Maar positivisme zegeviert: de schoonheid en de bekoring van de natuur fascineren, want "een oogverblindend fenomeen staat duizendvoudig om ons heen" en dat fenomeen (de paardenbloem) moest dus een prominente plek krijgen in de binding van deze gedichten-bundel. Die paardenbloem is ook één van Ine's favorietste bloemen. Die stralende geelheid, die ragfijne bloemblaadjes, die wollige witte pluizen die als parachuutjes dansen op de wind. Prachtig. En al die wensen en dromen bij het wegblazen van de zaden. Daarom moest deze koningin der bloemen in de platversiering en als decoratie voor de schutbladen toegepast worden en symbolisch tot uiting komen in het stralende, glanzende, glitterende naaigaren. Tenslotte werd een sluiting van twee kleine magneetjes aangebracht, louter en alleen als decoratie.

De wazige platbekleding is gecreëerd door verkleving van luier-inlegdoekjes met paarden-bloempluizen en foto- en tekstuitdraai.
Ook deze methode wordt gedemonstreerd en Marjolein raakt zeer geïnspireerd om eveneens zo'n vel "papier" te vervaardigen.

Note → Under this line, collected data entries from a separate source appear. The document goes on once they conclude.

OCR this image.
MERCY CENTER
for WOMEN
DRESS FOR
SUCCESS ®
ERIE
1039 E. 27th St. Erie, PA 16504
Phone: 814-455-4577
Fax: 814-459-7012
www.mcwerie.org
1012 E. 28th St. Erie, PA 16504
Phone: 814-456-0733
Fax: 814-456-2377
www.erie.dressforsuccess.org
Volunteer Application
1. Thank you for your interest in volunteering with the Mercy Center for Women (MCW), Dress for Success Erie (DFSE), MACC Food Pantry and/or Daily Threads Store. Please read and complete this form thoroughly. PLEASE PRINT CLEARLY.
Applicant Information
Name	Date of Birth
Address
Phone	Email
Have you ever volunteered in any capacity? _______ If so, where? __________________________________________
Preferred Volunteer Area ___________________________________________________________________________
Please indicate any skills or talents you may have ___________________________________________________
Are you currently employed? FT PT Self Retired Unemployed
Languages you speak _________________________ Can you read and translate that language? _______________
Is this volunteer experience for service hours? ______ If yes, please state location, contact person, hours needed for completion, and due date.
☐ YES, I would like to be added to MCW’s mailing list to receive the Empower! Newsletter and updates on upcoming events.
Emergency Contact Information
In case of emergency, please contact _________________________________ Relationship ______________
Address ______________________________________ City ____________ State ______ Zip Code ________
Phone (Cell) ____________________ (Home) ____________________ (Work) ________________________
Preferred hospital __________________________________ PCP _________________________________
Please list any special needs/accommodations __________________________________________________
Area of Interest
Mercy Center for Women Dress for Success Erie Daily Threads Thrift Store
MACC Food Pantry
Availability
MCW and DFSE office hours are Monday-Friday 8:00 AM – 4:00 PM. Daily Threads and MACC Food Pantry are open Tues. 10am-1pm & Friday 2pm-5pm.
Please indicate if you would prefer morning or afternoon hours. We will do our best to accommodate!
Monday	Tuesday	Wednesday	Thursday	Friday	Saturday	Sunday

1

Anton wil het direct bestoken kapitaal op zijn 7e "Goddijn"-boek maken, maar struikelt over de beschrijving én de uitwerking ervan op die losse kapitaalkern. Met vereende krachten gaat hij aan het werk. Het helpt al als we de kapitaalkern op de borden vastzetten met tape, zodat er iets meer houvast is om de siergarens rond te steken. Tenslotte, na enig uithalen en zuchtend opnieuw beginnen, komt hij met hulp van Marjolein uiteindelijk tot een bevredigend resultaat.